06. Jingga Nabastala

70 7 4
                                    

Senja dan senyumku adalah
perpaduan yang sempurna kata dia.

-

"Tala, lo beneran nggak apa-apa?"

Tala menghela napasnya pelan. Arumi terus-menerus melontarkan pertanyaan serupa sejak Tala memacu kendaraannya meninggalkan pelataran SMA BINA HARAPAN. Bahkan, ketika tadi mereka mampir ke sebuah rumah makan untuk mengisi perut terlebih dahulu, Arumi masih mencecarnya dengan pertanyaan tersebut. Entah ini menjadi pertanyaan keberapa puluh kalinya, dan Arumi masih belum menyerah juga. Maka dari itu, setelah ia memberhentikan motornya, ia langsung menoleh ke belakang, menatap Arumi yang kini juga memandangnya lekat dengan raut wajah khawatir.

Tala tidak akan mengelak, bahwa ia bahagia dikhawatirkan sedemikian rupa oleh Arumi. Jadi, alih-alih merasa kesal diberikan pertanyaan yang sama berulang kali, ia malah mengeluarkan tawa kecilnya, menatap gemas pada Arumi yang kini mengernyit bingung akibat Tala yang tiba-tiba saja tertawa di balik helm yang menutupi setengah wajahnya.

"Kok, ketawa, sih?"

Tala mengulurkan tangannya mengacak gemas surai gadis itu masih dengan tawa yang terpatri. "Gue beneran nggak apa-apa, Arumi. Lo nggak perlu khawatir," ujarnya geli melihat Arumi yang sekarang memicingkan matanya.

"Tapi, lo pucat banget tau nggak? Apa lo tadi nggak sekolah karena sakit? Kalau iya, lo nggak perlu repot-repot jemput gue gini."

Arumi kali ini benar-benar khawatir karena wajah Tala yang pucat. Ia baru sadar saat tadi masih di sekolah, ketika ia menghampiri Tala setelah memutus sambungan telepon mereka. Wajah Tala yang biasa cerah, hari ini terlihat lebih redup, bahkan terlihat sedikit lemas. Namun, Tala tetaplah Tala, pemuda itu tetap bertingkah sebagaimana pribadinya yang konyol dan tengil.
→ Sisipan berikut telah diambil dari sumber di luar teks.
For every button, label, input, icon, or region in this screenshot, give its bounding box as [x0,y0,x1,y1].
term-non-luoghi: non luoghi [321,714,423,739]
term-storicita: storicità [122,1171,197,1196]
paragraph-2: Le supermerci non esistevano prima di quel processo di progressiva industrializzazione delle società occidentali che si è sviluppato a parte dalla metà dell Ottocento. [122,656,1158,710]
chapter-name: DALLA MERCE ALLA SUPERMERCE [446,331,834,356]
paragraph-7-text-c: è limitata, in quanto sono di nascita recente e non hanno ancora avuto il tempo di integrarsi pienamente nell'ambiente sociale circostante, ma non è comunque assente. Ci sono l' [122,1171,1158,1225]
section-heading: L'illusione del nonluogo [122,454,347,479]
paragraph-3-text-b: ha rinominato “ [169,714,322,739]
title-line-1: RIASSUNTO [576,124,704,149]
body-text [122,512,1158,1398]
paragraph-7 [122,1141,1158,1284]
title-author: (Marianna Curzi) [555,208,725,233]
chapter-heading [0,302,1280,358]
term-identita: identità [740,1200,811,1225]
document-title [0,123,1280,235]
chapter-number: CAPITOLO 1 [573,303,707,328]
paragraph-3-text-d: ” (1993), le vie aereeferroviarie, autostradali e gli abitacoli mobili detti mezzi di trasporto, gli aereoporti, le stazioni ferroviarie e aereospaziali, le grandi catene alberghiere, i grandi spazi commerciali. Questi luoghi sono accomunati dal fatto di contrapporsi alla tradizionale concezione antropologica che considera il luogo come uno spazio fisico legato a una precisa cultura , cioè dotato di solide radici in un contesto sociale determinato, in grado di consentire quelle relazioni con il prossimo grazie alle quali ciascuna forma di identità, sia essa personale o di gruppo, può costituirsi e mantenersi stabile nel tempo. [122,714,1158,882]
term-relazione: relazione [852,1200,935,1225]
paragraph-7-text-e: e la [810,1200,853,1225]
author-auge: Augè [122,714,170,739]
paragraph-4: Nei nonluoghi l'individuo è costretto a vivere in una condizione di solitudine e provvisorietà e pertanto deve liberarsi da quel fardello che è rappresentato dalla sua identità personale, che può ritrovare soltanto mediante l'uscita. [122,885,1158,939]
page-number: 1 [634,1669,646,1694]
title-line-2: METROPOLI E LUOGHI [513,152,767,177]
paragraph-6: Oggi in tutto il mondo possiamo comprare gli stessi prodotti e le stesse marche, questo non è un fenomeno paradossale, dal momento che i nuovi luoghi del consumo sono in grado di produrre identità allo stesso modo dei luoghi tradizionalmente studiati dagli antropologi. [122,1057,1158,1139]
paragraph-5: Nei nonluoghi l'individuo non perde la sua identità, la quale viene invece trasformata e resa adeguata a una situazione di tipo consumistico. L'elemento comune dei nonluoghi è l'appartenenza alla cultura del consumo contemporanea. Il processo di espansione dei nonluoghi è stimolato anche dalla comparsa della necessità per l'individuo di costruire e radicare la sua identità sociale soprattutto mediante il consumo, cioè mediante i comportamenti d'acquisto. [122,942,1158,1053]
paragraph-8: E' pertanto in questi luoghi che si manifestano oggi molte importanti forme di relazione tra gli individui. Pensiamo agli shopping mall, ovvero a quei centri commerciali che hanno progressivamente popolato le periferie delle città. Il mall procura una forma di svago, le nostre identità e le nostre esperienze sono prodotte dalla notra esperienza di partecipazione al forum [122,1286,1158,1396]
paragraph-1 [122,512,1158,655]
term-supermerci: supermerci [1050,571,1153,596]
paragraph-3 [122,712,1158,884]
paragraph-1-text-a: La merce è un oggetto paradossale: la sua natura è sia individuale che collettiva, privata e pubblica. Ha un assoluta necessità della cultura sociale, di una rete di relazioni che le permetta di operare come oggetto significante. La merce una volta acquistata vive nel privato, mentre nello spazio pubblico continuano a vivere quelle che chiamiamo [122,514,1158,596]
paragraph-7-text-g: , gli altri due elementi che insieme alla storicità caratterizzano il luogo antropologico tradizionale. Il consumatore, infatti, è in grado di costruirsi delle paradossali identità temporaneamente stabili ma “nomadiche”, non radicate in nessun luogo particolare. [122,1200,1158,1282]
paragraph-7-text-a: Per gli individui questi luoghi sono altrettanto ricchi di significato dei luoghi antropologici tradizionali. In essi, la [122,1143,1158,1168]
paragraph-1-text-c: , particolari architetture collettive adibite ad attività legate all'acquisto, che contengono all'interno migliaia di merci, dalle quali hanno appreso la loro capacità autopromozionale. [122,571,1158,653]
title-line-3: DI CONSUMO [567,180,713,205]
"Gue beneran nggak apa-apa, Arumi. Bukannya lo udah nerima titipan gue dari Tio pagi tadi? Gue udah janji jemput lo, 'kan?"

"Ya, tetap aja Tala! Kalau lo sakit nggak perlu—"

"Gue nggak sakit, Arumi," ucapnya sembari kembali menghela napas pelan, ia kemudian membuka helmnya karena merasa gerah. "Lo nggak mau turun? Leher gue pegel noleh setengah gini."

Arumi mengerjap. Ia baru tersadar, jika mereka berdua berdebat masih dengan posisi duduk di atas motor milik Tala. Dan saat itu juga, Arumi menyadari jika mereka bukan berhenti di depan rumahnya, melainkan di depan sebuah pos kecil dengan dua orang pria yang Arumi perkirakan berumur dua puluhan ke atas. Jika Arumi tidak salah menebak, tempat itu adalah parkiran.  Meski sepi, tetapi tetap saja terdapat beberapa kendaraan roda dua maupun roda empat selain kendaraan milik Tala.  Sontak, Arumi kembali menoleh pada Tala yang masih setia pada posisinya—masih menatap Arumi dengan menolehkan setengah kepalanya.

Arumi lantas turun dari motor besar Tala, diikuti pemuda itu setelahnya. Gadis itu memerhatikan sekelilingnya yang rimbun akan pepohonan kelapa dan beberapa pohon berbatang besar yang tidak ia ketahui namanya. Arumi kembali memandang Tala yang sudah berbincang santai dengan dua orang pria di pos tadi, yang ternyata menghampiri mereka.

"Tala ...." Arumi memanggil Tala dengan bisikan kecil, tetapi masih sanggup membuat Tala menoleh.

Kedua orang yang berdiri di hadapan mereka juga ikut mengalihkan atensinya pada Arumi dengan penasaran. "Siapa ini, Mas Tala? Pacarnya, ya?" tanya salah satu dari pria itu dengan intonasi yang jelas menggoda.